According to the director of the Institute for Fiscal Studies, earnings in the UK will be no higher in 2022 than they were in 2007 – a year before the financial crisis.
The gloomy outlook painted by the director of the IFS follows Chancellor Philip Hammond’s Spring Budget.
At the IFS’s traditional post-budget day briefing, Paul Johnson, director of the IFS, said:
“On current forecasts average earnings will be no higher in 2022 than they were in 2007. Fifteen years without a pay rise. I’m rather lost for superlatives. This is completely unprecedented.
Living standards are set to grow very slowly over the next three to four years after six years of almost no improvement.”
“What the OBR is saying is that despite that truly dismal record all of the productivity – and with it earnings growth – we would normally expect has been lost forever.”
“This remains the big story of the last decade – a decade without growth, a decade without precedent in the UK in modern times”.
Paul Johnson told BBC Radio 4’s The World at One:
“Earnings growth looks dreadful. If you look out to 2020 it looks like earnings will be no higher than they were in 2008.”

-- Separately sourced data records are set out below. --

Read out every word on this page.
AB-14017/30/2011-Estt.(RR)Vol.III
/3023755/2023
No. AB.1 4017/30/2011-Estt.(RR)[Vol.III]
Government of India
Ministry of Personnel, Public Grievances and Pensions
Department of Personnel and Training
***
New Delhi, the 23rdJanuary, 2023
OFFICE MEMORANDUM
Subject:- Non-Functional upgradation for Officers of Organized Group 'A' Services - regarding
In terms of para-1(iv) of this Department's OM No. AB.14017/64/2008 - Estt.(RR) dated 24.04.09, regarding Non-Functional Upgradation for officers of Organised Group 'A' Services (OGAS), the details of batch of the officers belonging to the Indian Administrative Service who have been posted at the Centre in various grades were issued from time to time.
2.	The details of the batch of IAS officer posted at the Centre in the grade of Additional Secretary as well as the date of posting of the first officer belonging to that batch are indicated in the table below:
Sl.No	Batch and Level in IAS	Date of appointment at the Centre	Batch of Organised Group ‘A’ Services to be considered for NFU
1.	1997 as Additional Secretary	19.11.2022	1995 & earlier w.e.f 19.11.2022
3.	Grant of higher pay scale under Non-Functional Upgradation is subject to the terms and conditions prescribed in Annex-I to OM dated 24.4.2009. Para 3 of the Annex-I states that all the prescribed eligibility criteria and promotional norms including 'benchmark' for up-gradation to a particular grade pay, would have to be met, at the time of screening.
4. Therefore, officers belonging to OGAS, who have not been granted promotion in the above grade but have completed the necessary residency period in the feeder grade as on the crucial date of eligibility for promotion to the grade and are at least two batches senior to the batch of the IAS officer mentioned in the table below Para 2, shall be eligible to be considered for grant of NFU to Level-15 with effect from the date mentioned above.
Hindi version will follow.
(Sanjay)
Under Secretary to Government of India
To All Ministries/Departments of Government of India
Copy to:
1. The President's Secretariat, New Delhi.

A separate claim by the Resolution Foundation said workers face the worst decade for pay since the Napoleonic Wars because of low pay growth and benefit cuts.
Torsten Bell, the director of the Resolution Foundation, said:
“The big picture from [Wednesday’s] budget is that the big squeezes on both the public and family finances have been prolonged well into the 2020s.
“While the Office for Budget Responsibility at least delivered some good news on borrowing, the family finances picture has actually deteriorated since the autumn statement. Britain is set for a return to falling real pay later this year, with this decade now set to be the worst for pay growth since the Napoleonic wars.”
The Foundation’s report said: “The combination of low pay growth and regressive benefit cuts means, all told, the next four years – 2016/17 to 2020/21 – are on course to be even worse for the poorest third of households than the four years following the financial crisis, 2007/08 to 2011/12.”